Particles with the capacity to bind to immunoglobulin G (IgG) can be used for the purification of IgG or to process clinical samples for diagnostic purposes. For in vitro allergy diagnosis, the high IgG levels in serum can interfere with the detection of allergen‐specific IgE, the main diagnostic biomarker. Although commercially available, current materials present a low IgG capture capacity at large IgG concentrations or require complex protocols, preventing their use in the clinic. In this work, mesoporous silica nanoparticles are prepared with different pore sizes, to which IgG‐binding protein G’ is grafted. It is found that for one particular optimal pore size, the IgG capture capacity of the material is greatly enhanced.

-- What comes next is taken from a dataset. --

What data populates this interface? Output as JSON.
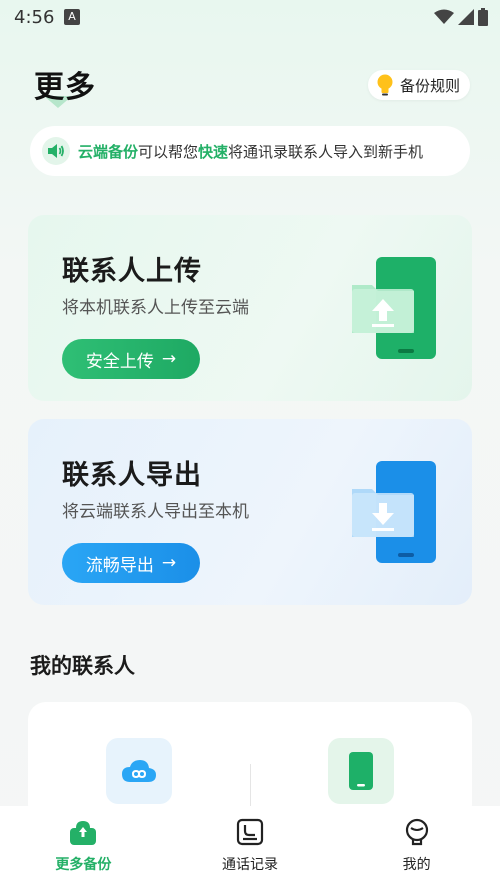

The capacity of this material to efficiently capture human IgG in a selective way (compared to IgE) is demonstrated in both solutions of known IgG concentrations as well as in complex samples, like serum, from healthy controls and allergic patients using a simple and fast incubation protocol. Interestingly, IgG removal using the best‐performing material enhances in vitro IgE detection in sera from patients allergic to amoxicillin. These results highlight the great translation potential of this strategy to the clinic in the context of in vitro allergy diagnosis. In this work, protein G’‐grafted mesoporous silica nanoparticles with different pore sizes are reported. The results show that mesopore size influences IgG capture capacity, being ≈12 nm the optimal pore size. With this material, an efficient and specific IgG removal protocol is presented for human serum, which enhances detection of amoxicillin‐specific IgE by Phadia ImmunoCAP.